If you’re a first time bird owner, you really should start off small and be prepared to spend a lot of time bird proofing and training. You should also take it upon yourself to look into the needs of your species. Do your research!


You’ll need to purchase 2 cages; and here’s why!

The main cage is where your pet bird will spend a majority of their days and nights. The second cage can be used as a travel cage when going to the vet and another place to keep your pet when cleaning out their main cage.

When choosing the main cage, shape and size are very important. The cage needs to be big enough to spread and flap their wings; the size exactly will depend on the bird. You must make sure that the bars are the appropriate width for your bird species otherwise your avian friend can get themselves into some trouble if a head or foot is caught. Rectangular shaped cages offer a sense of security for birds. Round cages are a no go!

Cleaning Products:

Mild soaps can be used for food and water dishes. Don’t use insecticides and air fresheners as they can contain chemicals that can fatally harm your bird as their respiratory system is more dynamic and transports oxygen much more efficiently. More difficult messes will require something tougher, so an enzyme cleaner might be more appropriate.

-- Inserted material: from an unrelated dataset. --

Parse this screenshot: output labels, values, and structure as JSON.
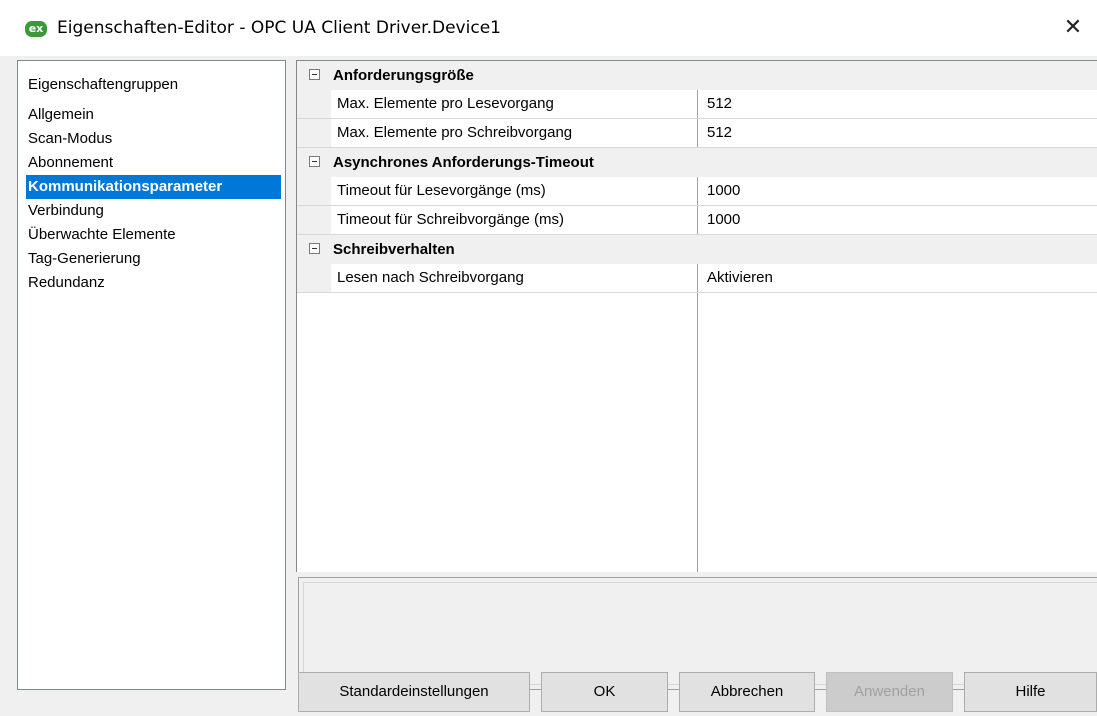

Hot soapy water is enough to clean the cage and rinse thoroughly and let it dry before replacing toys and the perches.

Food and Water Dishes:

There are two types of dishes. Hoppers fit onto the cages and are a popular choice for most birds as it cuts down on evaporation of water and mess. It’s also quite safe as it’s harder for a bird to hurt themselves. The hopper is a more contained option for holding food and water but still requires cleaning every day.

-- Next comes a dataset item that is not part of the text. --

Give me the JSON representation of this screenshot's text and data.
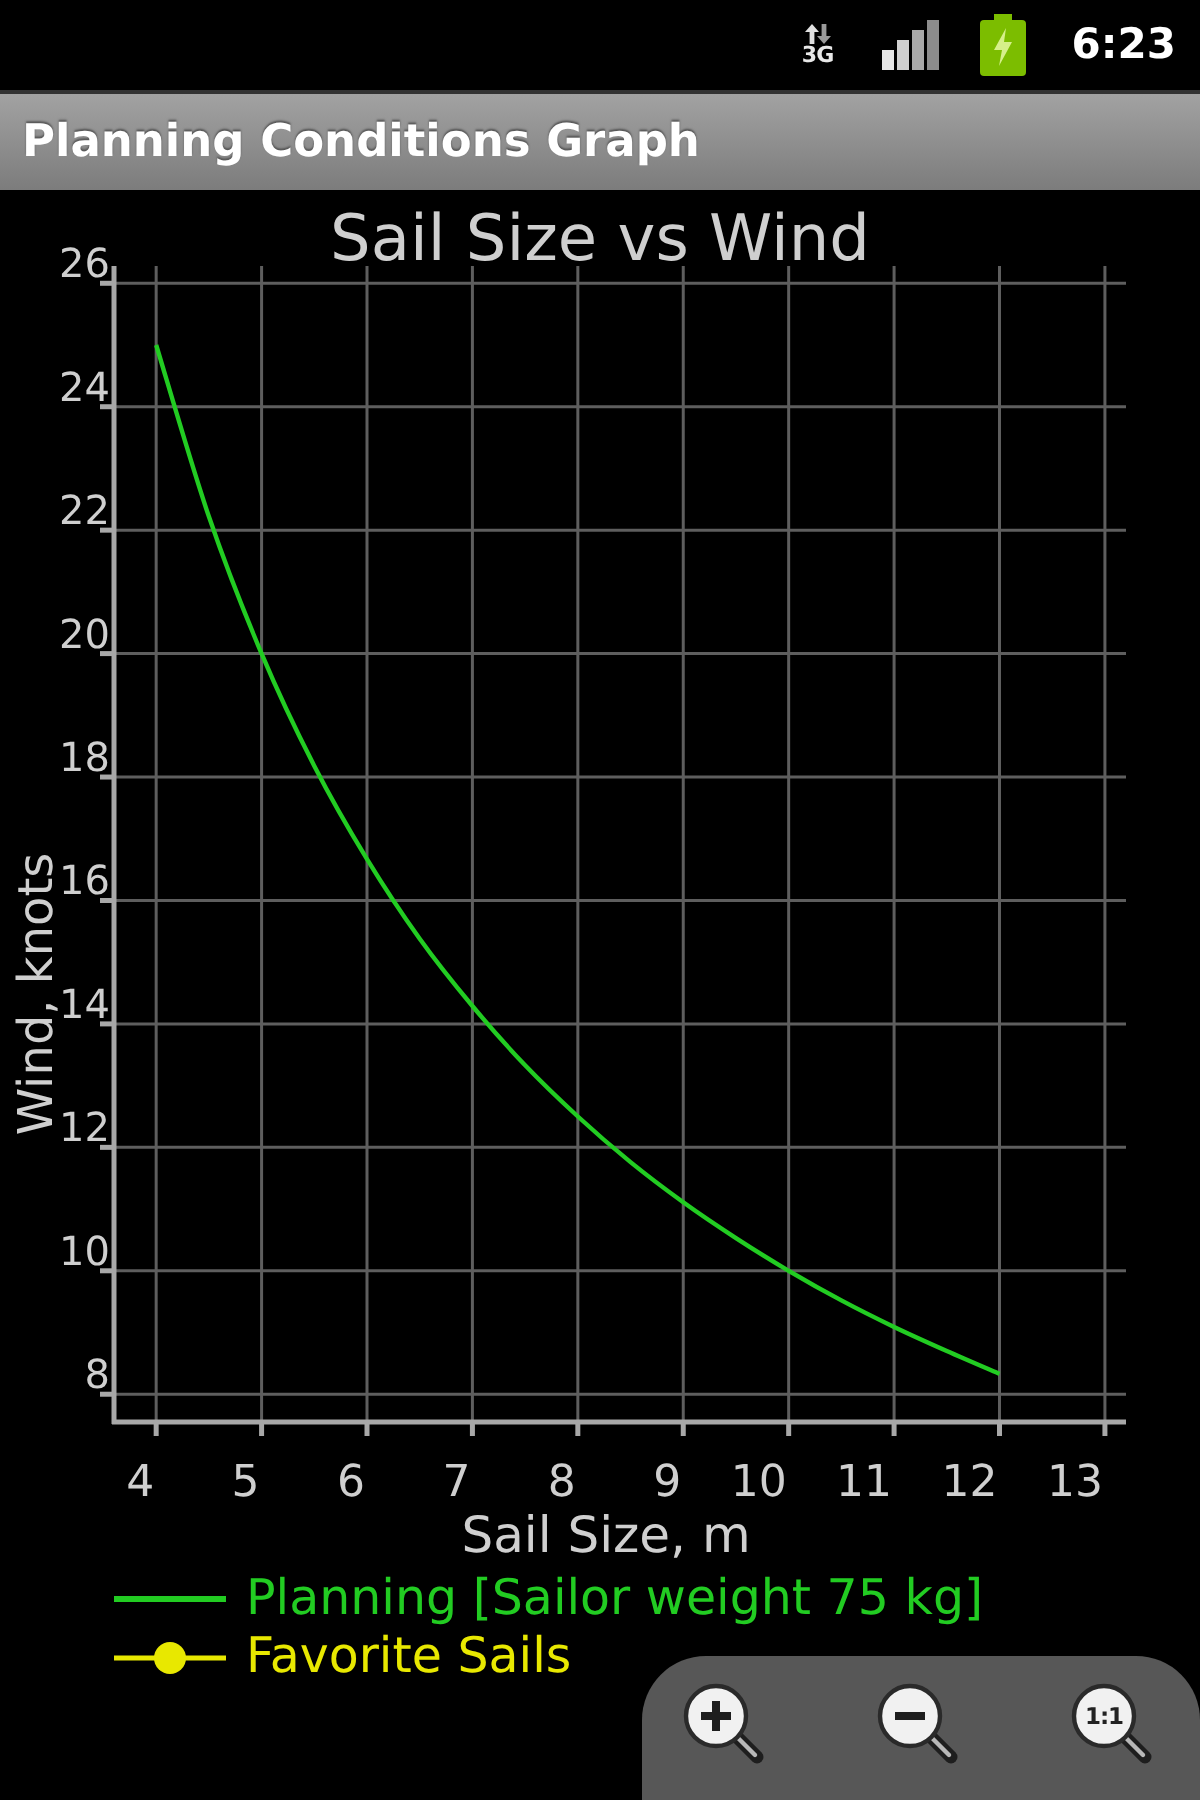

A heavy ceramic bowl makes a great water dish if your bird likes to play with their food and water. Yes, this is a messier option and also will require cleaning every day. The bowl can be mounted on the sides of the cage.

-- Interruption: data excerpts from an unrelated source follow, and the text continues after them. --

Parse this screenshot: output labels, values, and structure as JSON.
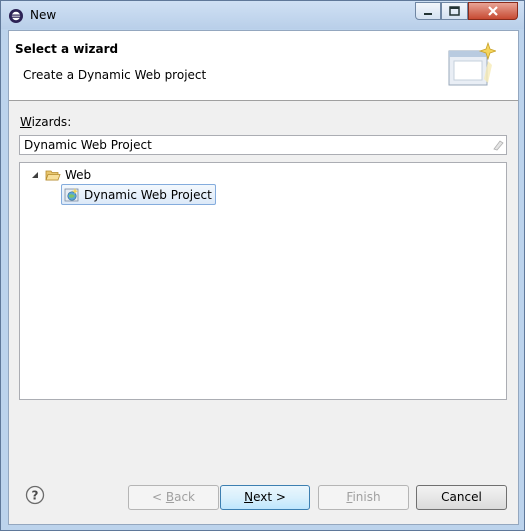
{
  "window": {
    "title": "New"
  },
  "header": {
    "title": "Select a wizard",
    "description": "Create a Dynamic Web project"
  },
  "wizards": {
    "label_prefix": "W",
    "label_rest": "izards:",
    "filter_value": "Dynamic Web Project",
    "tree": [
      {
        "label": "Web",
        "expanded": true,
        "icon": "folder-open-icon"
      },
      {
        "label": "Dynamic Web Project",
        "selected": true,
        "icon": "dynamic-web-project-icon"
      }
    ]
  },
  "buttons": {
    "back_prefix": "< ",
    "back_mnemonic": "B",
    "back_rest": "ack",
    "next_mnemonic": "N",
    "next_rest": "ext >",
    "finish_mnemonic": "F",
    "finish_rest": "inish",
    "cancel_label": "Cancel"
  },
  "colors": {
    "titlebar": "#bcd3ec",
    "default_button_border": "#3c7fb1",
    "selection_border": "#84acdd"
  }
}
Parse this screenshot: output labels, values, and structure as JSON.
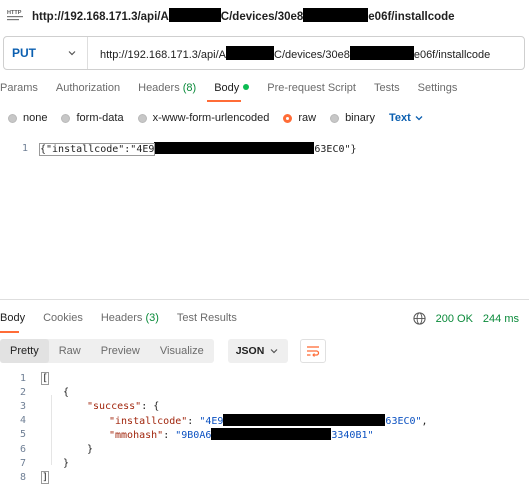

In the warmer months is good to use both as they can never have too much water (as long as it isn’t too deep). You should also supply water for bathing in.

Pet Birds Need Toys:

Of course your pet bird needs toys! In their case the more they have to keep them occupied the better. Toys made of wood, cardboard, twisted paper and plastic are designed with different bird species in mind. There are also ‘preening and cuddly toys for birds that need something to snuggle against so again this is where your research comes into play.

Bird’s who’s natural habitat is thick with foliage, can easily be recreated by having lots of toys for them to hide in.

Perches and Ladders:

You should ideally provide your pet bird with a variety of perches to ensure their comfort. Make sure they’re wide enough that the bird’s toes don’t overlap when curling around them. Perches range from natural wood branch type, rope and wooden ladder (also available in plastic) and vary in widths (to Arthritis) so again choose wisely for the needs of its species and their size. You’ll also need a hard wood perch (or similar) for chewing.


Many bird species are social animals and will be much happier with another bird as a companion. You may consider getting two birds of the same gender; otherwise you could find yourself with a protective male bird stopping you from forming a bond with the female. Whilst opening your home to two birds may seem like twice the effort, you will be rewarded. Your pets will be happier and more content.